Saturday, June 28, 2014

Testing.....

We are in the midst of a the testing bandwagon. People from all walks of life continually demonstrate that they know what is best for education. Everyone has an opinion. Often these opinions do not diverge from the experiences the individuals have.There are so many studies floating around concerning testing of students. There are studies that prove that it is needed, not needed, relevant, irrelevant. Studies can prove whatever the researcher desires. The reality is that each child is unique. Each child has different interests and learning styles that are developed over the course of their life. Each child responds in different ways to each situation much like adults do in their working environment. They can build on their experiences or flounder depending on their moods, whims and pressures. Children will never provide the empiric evidence that everyone wants to use to justify education. There are too many variables at play. In testing we lose the individuality of learner. In exchange we get a class model that is not open to experiences and an understanding of these experiences that builds character and a life.

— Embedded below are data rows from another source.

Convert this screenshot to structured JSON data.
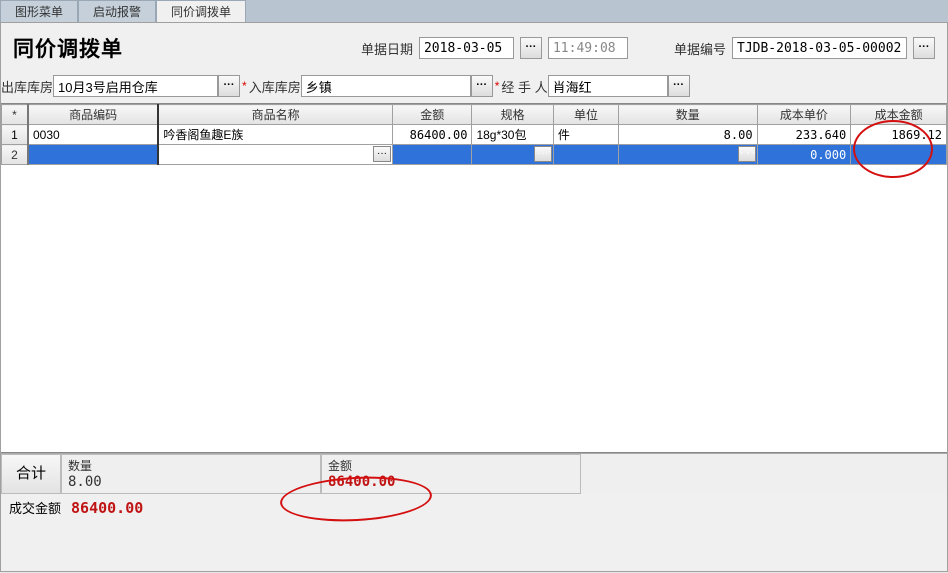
{
  "tabs": [
    "图形菜单",
    "启动报警",
    "同价调拨单"
  ],
  "page_title": "同价调拨单",
  "header": {
    "date_label": "单据日期",
    "date_value": "2018-03-05",
    "time_value": "11:49:08",
    "docno_label": "单据编号",
    "docno_value": "TJDB-2018-03-05-00002"
  },
  "warehouse": {
    "out_label": "出库库房",
    "out_value": "10月3号启用仓库",
    "in_label": "入库库房",
    "in_value": "乡镇",
    "handler_label": "经  手  人",
    "handler_value": "肖海红"
  },
  "grid": {
    "columns": [
      "*",
      "商品编码",
      "商品名称",
      "金额",
      "规格",
      "单位",
      "数量",
      "成本单价",
      "成本金额"
    ],
    "rows": [
      {
        "idx": "1",
        "code": "0030",
        "name": "吟香阁鱼趣E族",
        "amount": "86400.00",
        "spec": "18g*30包",
        "unit": "件",
        "qty": "8.00",
        "cost_price": "233.640",
        "cost_amount": "1869.12"
      },
      {
        "idx": "2",
        "code": "",
        "name": "",
        "amount": "",
        "spec": "",
        "unit": "",
        "qty": "",
        "cost_price": "0.000",
        "cost_amount": ""
      }
    ]
  },
  "summary": {
    "label": "合计",
    "qty_label": "数量",
    "qty_value": "8.00",
    "amount_label": "金额",
    "amount_value": "86400.00"
  },
  "deal": {
    "label": "成交金额",
    "value": "86400.00"
  },
  "ellipsis": "···"
}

Testing is a teacher centered activity. Teachers have to lead their classes towards the results desired on the tests. To those who believe in tests it is either you can or you can’t do well. And if you can’t do well we will develop programs to make you do better. As well meaning as all these programs are they are not designed to help a child to understand their strengths and weaknesses. They are designed, like the test, to get the desired outcome. Besides, if we are to be teaching divergent thinking, how can one test quantify this? Divergent thinking takes in a lot more information and uses it in many unique and thoughtful ways, something in our test mania world we will overlook in the desire to get the right outcome.

We need to be looking at kids for their individual needs. Too often we try to force them to meet our preconceived notion of what an education should be about. They are unique. We should be allowing students to follow their lines of interest, teaching what needs to be taught along the way so that they can better understand way they are learning. We teach individuals, not classes. Time to move in that direction.